Interviews: Ordinary Seaman Lorna Allison

allison1Lorna helps Victor Barnhart, Bosun, to inspect the lifeboat.


Tape? Check. Knife? Check. Thread and needle? Check, check. A loop of the mooring line is hefted onto Revelle’s picnic table. The braids show signs of stress, wear and tear. Tape is wrapped around the middle of the loop where a clean cut results in two ends. The operation quickly becomes a team project with scientists and crew swapping stories. The seamen wrap one of the braids in the line with red tape, another with yellow. Lorna Allison, Ordinary Seaman, is getting a lesson in splicing.

Once the different braids of the line are identified with different colors of tape, the braids from the two ends are interwoven together, sections are overlapped and the frayed parts weeded out of the line. When the splicing is finished, the loop of the line looks brand new. “I’m learning how to splice lines, paint, operate a crane and how to assist with the mooring lines when docking and leaving port,” Lorna says.

Lorna's job can be a messy one, here she selects paint for the crane.
This is her first trip at sea as a seaman and she is learning a lot. “I have very few deck people and I need them to be proficient in all aspects of seamanship,” says Lorna’s boss and Bosun, Vic Barnhart. “Normally, the Bosun wouldn’t put an Ordinary Seaman up in a crane, but I trust Lorna, she’s smart.”

From the cockpit, Lorna shifts the gears that raise the crane out of its cradle. She lifts the boom up and at the same time lets out the wire so the hook stays about three feet from the end of the boom. From the deck, Vic signals each move. Once the boom is up he greases the gears. Lorna then drives the crane in two circles each direction to apply the grease evenly, slowly at first and then fast.

During the last fire and boat drill, Lorna suited up and filled in for one of the seaman who was supposedly “down” after pretending to inhale poisonous gas. “We muster in our designated areas, mine is in the mess deck, to do a count and see who’s missing. The fire team communicates with the bridge via radio. The principal investigator checks out the situation with a portable air mask and tank, but he doesn’t dress in a fire suit. If he sees smoke he’ll come back and let the fire team know.”

Learning how all the machinery on board works is all part of being a seaman. Lorna is learning to use all the cranes and winches on board the Revelle.
Lorna went to sea as a mess attendant on the University of Washington’s RV Thomas G. Thompson last year, after four years of teaching sea kayaking and marine landscapes in Baja, Calif. She has always been drawn to the outdoors. She grew up in Seattle with her parents and older brother, Dan. During her time as an undergraduate, studying art photography at the University of Washington, she would take time off to travel on road trips to the southwest. “The deserts of the southwest are totally different from Seattle - warm and dry instead of wet and green,” Lorna says. She enjoyed her trips by herself more than her art classes and when she learned about the adventure-education courses at Prescott College in Arizona she moved south.

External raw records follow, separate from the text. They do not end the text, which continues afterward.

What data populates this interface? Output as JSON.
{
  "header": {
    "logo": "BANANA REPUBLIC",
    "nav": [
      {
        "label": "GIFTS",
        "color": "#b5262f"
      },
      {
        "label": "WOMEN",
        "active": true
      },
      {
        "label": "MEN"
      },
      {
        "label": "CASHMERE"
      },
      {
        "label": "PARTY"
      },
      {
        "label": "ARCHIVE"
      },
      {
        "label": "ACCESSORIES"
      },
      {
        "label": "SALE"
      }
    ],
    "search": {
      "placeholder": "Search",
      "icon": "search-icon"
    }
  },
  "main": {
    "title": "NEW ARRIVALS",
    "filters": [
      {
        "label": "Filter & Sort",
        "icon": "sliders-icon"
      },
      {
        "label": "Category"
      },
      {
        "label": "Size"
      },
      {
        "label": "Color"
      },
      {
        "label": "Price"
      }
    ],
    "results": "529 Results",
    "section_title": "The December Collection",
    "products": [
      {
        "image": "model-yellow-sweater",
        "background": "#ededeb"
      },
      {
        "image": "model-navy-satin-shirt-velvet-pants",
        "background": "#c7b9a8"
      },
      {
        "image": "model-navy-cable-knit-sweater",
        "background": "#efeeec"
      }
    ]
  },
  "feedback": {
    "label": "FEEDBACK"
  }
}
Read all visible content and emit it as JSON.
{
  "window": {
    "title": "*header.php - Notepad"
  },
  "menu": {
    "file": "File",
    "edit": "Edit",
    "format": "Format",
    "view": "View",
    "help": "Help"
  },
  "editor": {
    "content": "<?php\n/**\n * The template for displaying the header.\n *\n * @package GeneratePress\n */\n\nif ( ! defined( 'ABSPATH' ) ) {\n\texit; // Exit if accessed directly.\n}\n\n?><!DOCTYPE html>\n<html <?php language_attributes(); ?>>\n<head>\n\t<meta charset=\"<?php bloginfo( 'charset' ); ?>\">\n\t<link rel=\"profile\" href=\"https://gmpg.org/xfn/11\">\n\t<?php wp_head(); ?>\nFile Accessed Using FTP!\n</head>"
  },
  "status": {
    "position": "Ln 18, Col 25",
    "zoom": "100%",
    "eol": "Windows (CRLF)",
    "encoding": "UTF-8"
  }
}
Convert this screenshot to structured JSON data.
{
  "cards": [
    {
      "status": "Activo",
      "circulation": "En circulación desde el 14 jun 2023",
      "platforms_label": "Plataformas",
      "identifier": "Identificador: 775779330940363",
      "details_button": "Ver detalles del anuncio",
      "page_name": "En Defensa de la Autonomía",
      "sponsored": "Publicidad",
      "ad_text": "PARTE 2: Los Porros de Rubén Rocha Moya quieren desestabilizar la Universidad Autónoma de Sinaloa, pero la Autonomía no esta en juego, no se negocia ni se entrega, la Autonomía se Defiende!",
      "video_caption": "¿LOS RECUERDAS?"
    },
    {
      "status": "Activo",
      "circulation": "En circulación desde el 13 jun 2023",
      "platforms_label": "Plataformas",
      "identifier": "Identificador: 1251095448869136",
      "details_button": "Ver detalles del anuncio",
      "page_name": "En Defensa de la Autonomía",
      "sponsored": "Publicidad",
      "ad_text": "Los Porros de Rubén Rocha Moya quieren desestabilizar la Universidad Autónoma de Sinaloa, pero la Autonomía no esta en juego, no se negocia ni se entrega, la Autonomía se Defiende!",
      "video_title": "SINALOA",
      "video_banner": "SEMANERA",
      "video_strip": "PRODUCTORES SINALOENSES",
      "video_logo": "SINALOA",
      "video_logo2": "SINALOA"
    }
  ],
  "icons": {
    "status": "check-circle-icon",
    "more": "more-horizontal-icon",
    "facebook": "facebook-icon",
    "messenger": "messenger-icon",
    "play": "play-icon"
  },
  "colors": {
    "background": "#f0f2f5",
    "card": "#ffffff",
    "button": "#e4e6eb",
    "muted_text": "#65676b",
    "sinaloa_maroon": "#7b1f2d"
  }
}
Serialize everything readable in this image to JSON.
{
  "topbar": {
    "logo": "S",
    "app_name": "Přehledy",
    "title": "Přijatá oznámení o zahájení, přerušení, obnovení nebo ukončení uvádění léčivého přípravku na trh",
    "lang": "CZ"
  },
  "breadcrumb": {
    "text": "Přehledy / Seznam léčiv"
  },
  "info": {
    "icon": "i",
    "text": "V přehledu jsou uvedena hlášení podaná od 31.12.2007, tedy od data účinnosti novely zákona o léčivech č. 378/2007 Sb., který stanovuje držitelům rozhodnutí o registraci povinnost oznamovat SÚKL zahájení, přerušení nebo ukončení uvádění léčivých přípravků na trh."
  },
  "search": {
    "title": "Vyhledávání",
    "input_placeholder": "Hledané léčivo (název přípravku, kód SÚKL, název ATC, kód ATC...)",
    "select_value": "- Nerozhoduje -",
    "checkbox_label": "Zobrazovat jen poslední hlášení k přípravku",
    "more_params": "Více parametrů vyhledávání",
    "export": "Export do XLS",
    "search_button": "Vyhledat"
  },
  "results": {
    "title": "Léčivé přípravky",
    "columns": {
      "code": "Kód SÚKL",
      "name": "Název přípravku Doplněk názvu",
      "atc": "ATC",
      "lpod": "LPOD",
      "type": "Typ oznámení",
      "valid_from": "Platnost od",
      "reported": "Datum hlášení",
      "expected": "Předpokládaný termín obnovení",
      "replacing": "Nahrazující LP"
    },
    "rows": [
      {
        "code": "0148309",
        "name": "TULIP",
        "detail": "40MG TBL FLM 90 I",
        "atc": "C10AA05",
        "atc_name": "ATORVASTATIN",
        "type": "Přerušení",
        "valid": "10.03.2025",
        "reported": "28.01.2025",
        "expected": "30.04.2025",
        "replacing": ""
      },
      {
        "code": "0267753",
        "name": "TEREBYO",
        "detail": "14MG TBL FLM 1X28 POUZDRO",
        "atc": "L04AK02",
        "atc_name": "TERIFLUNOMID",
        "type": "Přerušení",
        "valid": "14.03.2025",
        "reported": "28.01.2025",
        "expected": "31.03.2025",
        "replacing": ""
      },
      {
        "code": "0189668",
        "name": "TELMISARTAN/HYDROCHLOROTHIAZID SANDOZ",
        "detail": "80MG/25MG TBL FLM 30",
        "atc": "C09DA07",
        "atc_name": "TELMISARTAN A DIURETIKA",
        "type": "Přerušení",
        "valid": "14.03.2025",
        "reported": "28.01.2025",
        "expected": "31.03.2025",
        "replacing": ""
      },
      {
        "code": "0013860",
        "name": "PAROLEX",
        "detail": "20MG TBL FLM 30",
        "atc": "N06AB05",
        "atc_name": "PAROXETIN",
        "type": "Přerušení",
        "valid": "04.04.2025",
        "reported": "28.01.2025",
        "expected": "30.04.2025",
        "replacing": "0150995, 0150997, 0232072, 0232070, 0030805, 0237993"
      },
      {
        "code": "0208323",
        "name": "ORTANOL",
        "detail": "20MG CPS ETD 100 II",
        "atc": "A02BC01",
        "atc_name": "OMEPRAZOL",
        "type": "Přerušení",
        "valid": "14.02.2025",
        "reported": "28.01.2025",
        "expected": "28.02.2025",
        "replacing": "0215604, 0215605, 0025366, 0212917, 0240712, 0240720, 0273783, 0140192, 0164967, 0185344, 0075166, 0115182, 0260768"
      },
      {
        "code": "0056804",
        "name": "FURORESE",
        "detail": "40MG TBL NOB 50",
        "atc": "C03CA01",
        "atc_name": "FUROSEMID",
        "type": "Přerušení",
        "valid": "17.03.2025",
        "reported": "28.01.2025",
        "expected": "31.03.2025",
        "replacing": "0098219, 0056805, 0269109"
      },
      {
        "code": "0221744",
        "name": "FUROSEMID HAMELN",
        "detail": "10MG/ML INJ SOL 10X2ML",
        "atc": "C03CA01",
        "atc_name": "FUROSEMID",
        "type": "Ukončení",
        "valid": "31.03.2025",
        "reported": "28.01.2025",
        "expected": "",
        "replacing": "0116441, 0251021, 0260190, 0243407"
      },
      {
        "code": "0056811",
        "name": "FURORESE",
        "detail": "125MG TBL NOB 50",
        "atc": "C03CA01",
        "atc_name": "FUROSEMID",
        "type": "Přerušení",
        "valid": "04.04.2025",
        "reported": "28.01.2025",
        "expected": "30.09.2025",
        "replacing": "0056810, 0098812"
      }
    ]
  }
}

“I didn’t feel I was participating fully in life until I went to Prescott,” Lorna says. The private college offered the students a course in natural history, marine landscapes, navigation and sea kayaking in Baja, Calif. When Lorna graduated she co-instructed the course with her professor Robin Kelly. “We would paddle mostly between Loreto and La Paz, and camp along the way. The only time we were ever inside with air-conditioning was when we were grocery shopping.” The trips would last for about a month and Lorna divided her time between Baja, Seattle and Prescott, Az. She spent the fall and spring seasons in Baja, either teaching students or leading tourist expeditions. “By May the air would be well over 100 degrees Fahrenheit, but the Sea of Cortez would still be cool and refreshing.”

Lorna and Kate Buckman help to finish the splice in a mooring line.
When she tired of the sun, she moved back to Seattle where she knew she wanted to sail. The Thomas G. Thompson didn’t need a seaman, but they could use a mess attendant. Lorna washed dishes and filled snack bins on board the Thompson for six months along the coast of Washington, Oregon and California. In February she checked out the Scripps research vessels and looked into joining the Revelle on its expeditions to the Galápagos and Easter Island. “My whole life, I’ve wanted to go to Easter Island,“ she says. “The people of Polynesia have a history of incredible navigational skills with no instruments, only the waves, the color of the sea, the smell of the water and land around them and the position of the stars.” After our current expedition ends, Lorna will cross the equator again, as an experienced seaman or shellback, and sail with Revelle to Peru and on to Easter Island.